Akin to his now-coach, Khabib Nurmagomedov, Makhachev also scores a majority of his takedowns off of chaining attacks in clinch space. Whether Makhachev is working from his favored single-leg position or hitting slick trips and tosses from tie-ups, the product from Dagestan displays solid adaptability in wrestling scenarios.
I suspect we’ll see Makhachev lean much more on his trips from the clinch given his opponent’s propensity to snatch necks in this space, but no one should be underestimating Oliveira here.
Shortly after getting outwrestled by Frankie Edgar back at UFC 162, Oliveira worked diligently to improve that portion of his grappling game, as it’s now common to see the Brazilian outwrestling stronger fighters early and often (especially if he can get to any variation of a bodylock).
But if Makhachev is trying to get offensive with his takedowns like most of us suspect, then do not be surprised to see Oliveira revert to his home of front-choke counters.
Oliveira is masterful from most front-headlock variations, displaying the acumen to shift the dynamic of a position as he unleashes interweaving submission attempts as if he’s firing them off from an M-60 machine gun.
Nevertheless, whether we’re talking about mat wrestling or transitional grappling in general, it can be hard to get a beat on Makhachev.
Aside from having tremendous hip and grip awareness, Makhachev is one of my favorite fighters to point to in regard to demonstrating the importance of wrist control. An unsung hero in regard to effective martial arts techniques, Makhachev’s quiet control of hands and wrists helps stymie his opposition’s advances while he furthers his own.
Makhachev also employs stellar legwork that goes beyond his standing clinch work, as it’s not uncommon to see the 12-year pro incorporate crab rides in conjunction with back attacks (as seen in his finish of Thiago Moises).
That said, Moises was able to briefly befuddle Makhachev with leg lock attacks off of his back – which is something worth noting when you consider the leg entanglements that Oliveria successfully utilized to thwart the ground striking of Kevin Lee.
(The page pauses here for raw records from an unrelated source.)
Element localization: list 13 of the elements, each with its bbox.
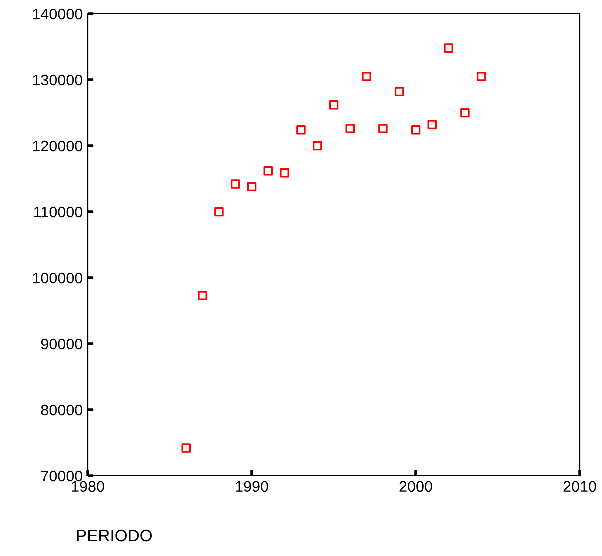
y-tick-label: 120000 [33,140,83,152]
x-tick-label: 1990 [236,481,268,492]
y-tick-label: 70000 [41,470,83,482]
x-axis-title: PERIODO [77,530,152,542]
y-tick-label: 130000 [33,74,83,86]
y-tick-label: 90000 [41,338,83,350]
y-tick-label: 80000 [41,404,83,416]
x-tick-label: 1980 [72,481,104,492]
y-tick-label: 140000 [33,8,83,20]
x-tick-label: 2010 [564,481,596,492]
y-tick-label: 110000 [34,206,83,218]
x-tick-label: 2000 [400,481,432,492]
y-tick-label: 100000 [33,272,83,284]
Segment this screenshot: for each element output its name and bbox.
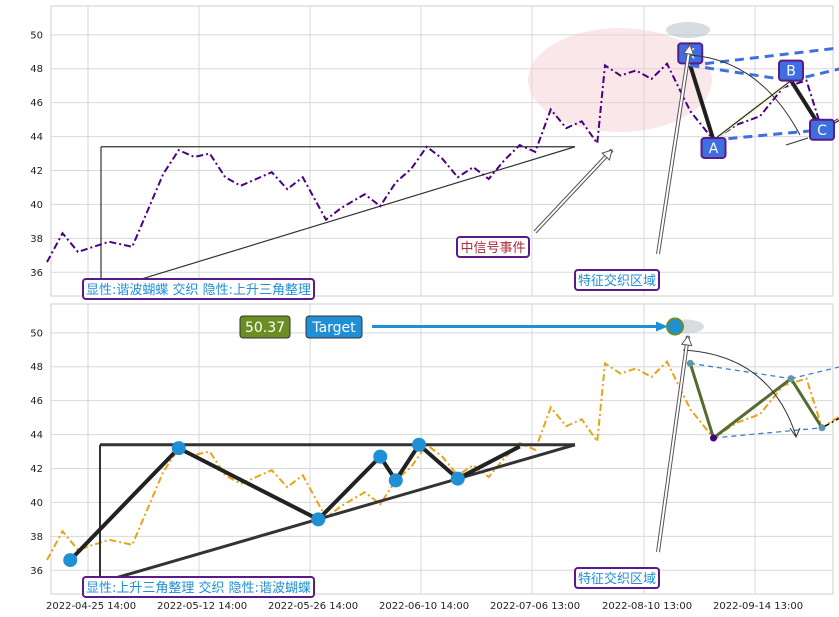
bottom-ytick-2: 40 (30, 498, 43, 509)
bottom-forecast-curve (682, 349, 797, 437)
bottom-target-dot (666, 317, 684, 336)
top-feature-zone-text: 特征交织区域 (578, 273, 656, 289)
bottom-zigzag-node-5 (412, 437, 426, 452)
xtick-0: 2022-04-25 14:00 (46, 601, 136, 612)
bottom-zigzag-line (68, 441, 521, 562)
bottom-ytick-7: 50 (30, 328, 43, 339)
bottom-target-value-box (239, 315, 291, 339)
top-node-label-A: A (709, 141, 719, 157)
bottom-target-label-text: Target (311, 320, 356, 336)
top-forecast-curve-cap (785, 137, 809, 146)
top-xabcd-dash-0 (690, 63, 792, 83)
bottom-ytick-3: 42 (30, 464, 43, 475)
bottom-target-label-box (305, 315, 363, 339)
bottom-forecast-curve-head (789, 427, 801, 439)
top-zone-arrow-head (682, 43, 695, 56)
bottom-feature-zone-text: 特征交织区域 (578, 571, 656, 587)
bottom-explicit-label-box (82, 576, 315, 598)
top-signal-arrow-inner (534, 149, 613, 233)
top-ytick-2: 40 (30, 200, 43, 211)
top-xabcd-dash-2 (690, 46, 839, 67)
bottom-xabcd-dash-0 (690, 362, 792, 380)
top-forecast-curve (689, 54, 801, 136)
bottom-ytick-1: 38 (30, 532, 43, 543)
top-node-box-B (778, 59, 804, 82)
bottom-zigzag-node-3 (373, 449, 388, 464)
bottom-explicit-label-text: 显性:上升三角整理 交织 隐性:谐波蝴蝶 (86, 580, 311, 596)
top-xabcd-dash-1 (790, 67, 839, 83)
top-pattern-zone (528, 28, 712, 132)
top-xabcd-leg-core-0 (689, 65, 714, 141)
bottom-plot-area (50, 303, 834, 595)
bottom-zigzag-node-6 (450, 471, 465, 486)
bottom-target-value-text: 50.37 (245, 320, 285, 336)
top-ytick-1: 38 (30, 234, 43, 245)
bottom-xabcd-dash-2 (713, 427, 823, 439)
top-triangle-bottom-line (130, 146, 576, 284)
bottom-xabcd-leg-0 (688, 362, 715, 439)
bottom-feature-zone-box (574, 567, 660, 589)
top-ytick-4: 44 (30, 132, 43, 143)
top-node-label-B: B (786, 64, 796, 80)
bottom-zigzag-node-0 (63, 553, 78, 568)
top-signal-event-box (456, 236, 530, 258)
xtick-4: 2022-07-06 13:00 (490, 601, 580, 612)
top-signal-event-text: 中信号事件 (460, 241, 525, 256)
top-xabcd-dash-3 (713, 128, 823, 142)
bottom-zone-arrow-head (680, 334, 693, 347)
top-explicit-label-text: 显性:谐波蝴蝶 交织 隐性:上升三角整理 (86, 282, 311, 298)
xtick-3: 2022-06-10 14:00 (379, 601, 469, 612)
bottom-target-arrow-head (656, 321, 668, 332)
bottom-zigzag-node-1 (171, 441, 186, 456)
top-zone-arrow-inner (657, 44, 691, 255)
bottom-ytick-4: 44 (30, 430, 43, 441)
top-price-line (46, 61, 839, 263)
top-ytick-7: 50 (30, 30, 43, 41)
bottom-ytick-5: 46 (30, 396, 43, 407)
bottom-ytick-0: 36 (30, 566, 43, 577)
bottom-price-line (46, 359, 839, 561)
top-node-box-C (809, 118, 835, 141)
bottom-triangle-bottom-line (106, 443, 576, 582)
bottom-xabcd-node-1 (710, 434, 717, 442)
top-explicit-label-box (82, 278, 315, 300)
top-node-label-C: C (817, 123, 827, 139)
bottom-zigzag-node-2 (311, 512, 326, 527)
xtick-1: 2022-05-12 14:00 (157, 601, 247, 612)
top-feature-zone-box (574, 269, 660, 291)
xtick-2: 2022-05-26 14:00 (268, 601, 358, 612)
bottom-xabcd-leg-1 (712, 377, 792, 440)
xtick-5: 2022-08-10 13:00 (602, 601, 692, 612)
top-ytick-6: 48 (30, 64, 43, 75)
top-signal-arrow-head (601, 149, 613, 161)
top-ytick-3: 42 (30, 166, 43, 177)
bottom-ytick-6: 48 (30, 362, 43, 373)
top-ytick-5: 46 (30, 98, 43, 109)
bottom-xabcd-dash-1 (790, 366, 839, 380)
bottom-xabcd-node-0 (686, 359, 694, 367)
top-ytick-0: 36 (30, 268, 43, 279)
xtick-6: 2022-09-14 13:00 (713, 601, 803, 612)
bottom-xabcd-node-2 (787, 375, 795, 383)
bottom-xabcd-leg-2 (789, 377, 824, 429)
bottom-xabcd-node-3 (818, 424, 826, 432)
bottom-zone-arrow-inner (657, 335, 689, 553)
top-xabcd-leg-core-1 (713, 80, 792, 141)
top-target-blur (666, 22, 710, 38)
bottom-zigzag-node-4 (388, 473, 403, 488)
top-node-box-A (700, 136, 727, 159)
Point of interest: Odds and opinions
The oddsmakers and the public are favoring the Dagestani fighter, listing Makhachev -190 and Oliveira +160 via Tipico Sportsbook.
Although I’m glad to see this betting line come back down to earth, part of me is still shocked to see so many people doubt Oliveira at this point in his career.
Don’t get me wrong: Makhachev is a real talent who many, including myself, have been high on for over half a decade now. Should Makhachev successfully navigate past Oliveira’s multi-layered striking and submission acumen, then no one should be shocked to see the 31-year-old grind down and ground out his Brazillian foe down the stretch.
Nevertheless, it’s ultimately hard for me to ignore the fact that Makhachev’s biggest habit happens to put him right into Oliveira’s favorite kill zone.
— Dan Tom (@DanTomMMA) May 12, 2021
As seen in the clip above, Oliveira – no matter the scenario or submission variation – ALWAYS feeds the head to his left side/arm.
Can you guess which side Makhachev’s head sags off to during shot and clinch entries?
That’s right, Makhachev – nine times out of 10 – will either shoot takedowns with his head on his right side (Oliveira’s left) or sag his head off to that same side due to his propensity to establish underhooks or leg reaps off of his left side.
Now, does this guarantee Oliveira a win by submission? Of course not.
However, muscle memory is a major factor that’s hard to control in the chaos of a fight. And when someone is under severe duress, they tend to revert back to their base of comfort.
For that reason, I’ll side with the fighter who thrives in chaos and has proven that he can walk through the fire. Makhachev has never faced a fighter this potent in the particular areas stated above, as I see “Slim Charles” wrapping up a submission by the second round – leaving no doubt who the real king is at 155 pounds.